Prior to this, MuleSoft had published an open source module that allowed you to program the GraphQL query resolvers as flows in your custom Mule apps, which meant a lot of coding was required to build out the GraphQL server service. Anypoint DataGraph by comparison does not require developers to write a single line of code to expose the service. It can all be achieved by clicks and no code. This alone is already a massive improvement from the previous product, but one must not forget that this is a product that is still in its infancy.
In fact, when wondering what the present and future of this product holds, a bunch of things come to mind.
Firstly the GraphQL specification includes “mutations”, a mechanism to allow manipulation of server-side data in write mode. For now Anypoint DataGraph only works in read mode and mutations are not supported.
Another sticking point is the lack of an ability to include in your client-side queries any filters defined as complex boolean conditions (e.g. filter out orders with a total that is greater than $100). For now all you can do is filter by exact match on fields marked as identifiers (e.g. CustomerId = 123) although to be fair a standardised way to implement filtering based on parameters is missing from the GraphQL specification itself.
In terms of protecting your service from abuse, for now non-configurable hard limits restrict things like the number of concurrent calls, timeout periods, number of fields per query and query depth (which loosely speaking translates to how many levels you can nest your query to ask for related entities). These hard limits can feel quite inflexible compared to the way MuleSoft users are used to define custom policies to protect the APIs managed through Anypoint.
What would be really interesting to see is whether Salesforce plans on bringing together the Anypoint DataGraph and MuleSoft Composer for Salesforce products by releasing a GraphQL connector for Composer thus enabling automated consumption of any data entity published onto the Anypoint DataGraph schema.
A Parting Thought
As a final parting thought it is worth reminding you that by nature the GraphQL specification gives developers the ability to fetch, through a single endpoint, data that resides on disparate systems of record.

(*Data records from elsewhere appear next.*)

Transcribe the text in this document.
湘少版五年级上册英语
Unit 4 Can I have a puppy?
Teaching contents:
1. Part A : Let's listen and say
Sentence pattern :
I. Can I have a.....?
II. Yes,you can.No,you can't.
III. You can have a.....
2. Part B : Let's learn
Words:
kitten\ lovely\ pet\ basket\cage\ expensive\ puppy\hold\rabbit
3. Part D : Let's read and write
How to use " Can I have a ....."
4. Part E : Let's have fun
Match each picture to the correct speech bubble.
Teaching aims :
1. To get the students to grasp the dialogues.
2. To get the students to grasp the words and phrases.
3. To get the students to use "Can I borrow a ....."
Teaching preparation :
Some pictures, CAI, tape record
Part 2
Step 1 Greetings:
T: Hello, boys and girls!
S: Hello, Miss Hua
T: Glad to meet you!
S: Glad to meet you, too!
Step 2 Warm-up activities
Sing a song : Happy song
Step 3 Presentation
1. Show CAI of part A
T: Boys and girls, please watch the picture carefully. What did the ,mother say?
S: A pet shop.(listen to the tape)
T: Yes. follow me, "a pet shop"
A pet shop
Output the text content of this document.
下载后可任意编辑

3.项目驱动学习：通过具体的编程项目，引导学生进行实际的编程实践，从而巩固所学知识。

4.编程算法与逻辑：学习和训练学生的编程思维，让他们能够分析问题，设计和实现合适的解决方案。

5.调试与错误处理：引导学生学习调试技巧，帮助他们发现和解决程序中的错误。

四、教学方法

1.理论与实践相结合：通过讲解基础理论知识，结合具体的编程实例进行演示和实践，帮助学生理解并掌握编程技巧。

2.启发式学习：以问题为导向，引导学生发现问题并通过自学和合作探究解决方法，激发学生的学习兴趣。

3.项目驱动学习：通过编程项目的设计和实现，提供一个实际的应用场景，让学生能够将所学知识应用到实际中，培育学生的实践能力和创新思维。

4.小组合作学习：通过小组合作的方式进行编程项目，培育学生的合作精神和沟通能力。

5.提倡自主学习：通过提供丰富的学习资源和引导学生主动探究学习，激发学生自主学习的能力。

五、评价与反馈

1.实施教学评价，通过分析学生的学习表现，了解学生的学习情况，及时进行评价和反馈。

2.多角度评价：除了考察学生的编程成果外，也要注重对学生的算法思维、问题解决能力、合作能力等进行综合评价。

Because of this there is a danger that a GraphQL endpoint may enable data access in a way that was not originally intended. The GraphQL specification itself recommends that Authorisation should be handled by the business logic layer, instead of the GraphQL layer, where it can become cumbersome, hard to maintain and inconsistent with the authorisation rules set out by the business logic layer. This means that when putting together your unified schema you really need to ensure that authorisation of your clients against the DataGraph service works in tandem with that of the DataGraph against the REST APIs in your unified schema.
Summary
In summary, this new product introduced by MuleSoft is a powerful SaaS tool for architects, which allows them to expose a GraphQL service by means of clicks and no code. This service materialises a new way to consume APIs, accelerating developers’ access to data that sits across disparate REST sources. Whilst this means that this product cannot bring immediate value to companies without a well-established application network, it promises to accelerate even further consumption for those with a good foundation of RESTful APIs.